Growing Toronto's tree canopy
Toronto’s urban forest is not only something we cherish and protect, it’s something we want to see grow! Toronto’s tree canopy currently covers about 27% of the city (about 10 million trees) but our goal is to reach 40% canopy cover. As noted in the recent staff report, planting trees on public property won’t be enough to reach the 40% mark - private properties will need to join the effort! This month, City Council asked Parks, Forestry and Recreation to develop a Tree Planting Strategy that will grow our tree canopy across the city and set up an Urban Forest Working Group with key stakeholders to help raise the money needed to actually implement the work.
Toronto Hydro sell-off debate brewing
As the budget debate rolls around at City Hall, there’s been talk of selling off public assets like Toronto Hydro to raise some money. At the November Council meeting, Councillors Perks and Davis demanded an inquiry into two consulting firms hired by Toronto Hydro to better understand the scope of their work and what relationships these same consultants may have at City Hall. It is unclear if this information will be made public in time for the sell-off debates that will take place at the December 1st Executive Committee meeting and December 13th City Council. TEA has joined the Our Hydro coalition to send a clear message to decision makers that we don’t want private interests involved with Toronto Hydro. Read more on our blog.

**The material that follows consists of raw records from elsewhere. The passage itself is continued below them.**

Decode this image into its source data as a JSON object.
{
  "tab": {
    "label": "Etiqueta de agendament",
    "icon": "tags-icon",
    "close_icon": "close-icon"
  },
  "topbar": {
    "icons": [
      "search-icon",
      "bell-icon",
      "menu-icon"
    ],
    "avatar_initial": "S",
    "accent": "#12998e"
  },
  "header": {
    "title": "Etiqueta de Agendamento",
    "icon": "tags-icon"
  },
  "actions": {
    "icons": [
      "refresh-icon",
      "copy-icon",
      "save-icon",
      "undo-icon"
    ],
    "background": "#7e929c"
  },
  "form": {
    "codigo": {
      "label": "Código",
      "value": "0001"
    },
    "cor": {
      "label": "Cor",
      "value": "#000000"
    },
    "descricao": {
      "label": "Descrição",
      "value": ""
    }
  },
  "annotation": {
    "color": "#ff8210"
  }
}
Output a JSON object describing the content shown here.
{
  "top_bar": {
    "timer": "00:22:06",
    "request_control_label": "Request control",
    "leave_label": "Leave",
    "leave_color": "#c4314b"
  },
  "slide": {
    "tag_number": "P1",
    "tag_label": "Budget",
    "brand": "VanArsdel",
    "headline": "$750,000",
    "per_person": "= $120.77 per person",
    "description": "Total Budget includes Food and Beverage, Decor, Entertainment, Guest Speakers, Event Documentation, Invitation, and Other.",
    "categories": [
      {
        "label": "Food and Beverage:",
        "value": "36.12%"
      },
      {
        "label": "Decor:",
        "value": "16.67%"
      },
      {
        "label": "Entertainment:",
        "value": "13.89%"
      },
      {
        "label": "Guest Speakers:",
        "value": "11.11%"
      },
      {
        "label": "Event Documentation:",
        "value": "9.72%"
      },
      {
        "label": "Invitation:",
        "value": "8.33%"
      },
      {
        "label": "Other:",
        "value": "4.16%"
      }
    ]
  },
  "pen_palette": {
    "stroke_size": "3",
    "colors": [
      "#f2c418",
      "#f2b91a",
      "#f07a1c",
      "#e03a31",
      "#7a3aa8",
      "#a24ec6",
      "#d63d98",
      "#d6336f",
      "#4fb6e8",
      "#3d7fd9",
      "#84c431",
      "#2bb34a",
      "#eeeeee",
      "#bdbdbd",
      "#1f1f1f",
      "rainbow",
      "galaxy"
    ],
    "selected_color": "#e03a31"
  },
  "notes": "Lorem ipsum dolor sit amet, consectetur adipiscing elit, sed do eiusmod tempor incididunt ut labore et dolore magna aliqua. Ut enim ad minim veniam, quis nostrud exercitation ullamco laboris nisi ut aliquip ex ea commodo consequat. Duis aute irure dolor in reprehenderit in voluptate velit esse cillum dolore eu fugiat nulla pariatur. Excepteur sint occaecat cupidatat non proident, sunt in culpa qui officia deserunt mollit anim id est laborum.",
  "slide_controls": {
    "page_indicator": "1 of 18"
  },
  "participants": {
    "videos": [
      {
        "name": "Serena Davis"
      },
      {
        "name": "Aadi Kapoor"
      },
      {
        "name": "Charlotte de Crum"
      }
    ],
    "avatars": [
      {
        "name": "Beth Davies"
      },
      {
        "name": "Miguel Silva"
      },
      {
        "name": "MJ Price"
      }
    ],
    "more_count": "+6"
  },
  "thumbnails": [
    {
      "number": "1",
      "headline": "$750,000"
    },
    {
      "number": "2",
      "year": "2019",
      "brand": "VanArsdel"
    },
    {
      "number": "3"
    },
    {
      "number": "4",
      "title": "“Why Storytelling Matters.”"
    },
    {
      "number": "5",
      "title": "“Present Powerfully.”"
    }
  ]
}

City Council expanding by 3 seats
It’s been 16 years since the City of Toronto’s 44 wards were drawn on a map. Our population has grown by almost half a million people since then and as you might guess, this led to significant growth in some wards more than others. To fix existing and projected imbalances in the number of people represented by each City Councillor, our government has voted to expand to 47 wards in time for the next election in 2018.
Appeals of the ward boundary decisions are possible at both the Ontario Municipal Board and Divisional Court. The by-law to adopt ward boundary changes and conclusion of any/all appeals must take place no later than December 21, 2017 otherwise, they will miss the deadline and the ward boundaries won’t be changed until the following election in 2022.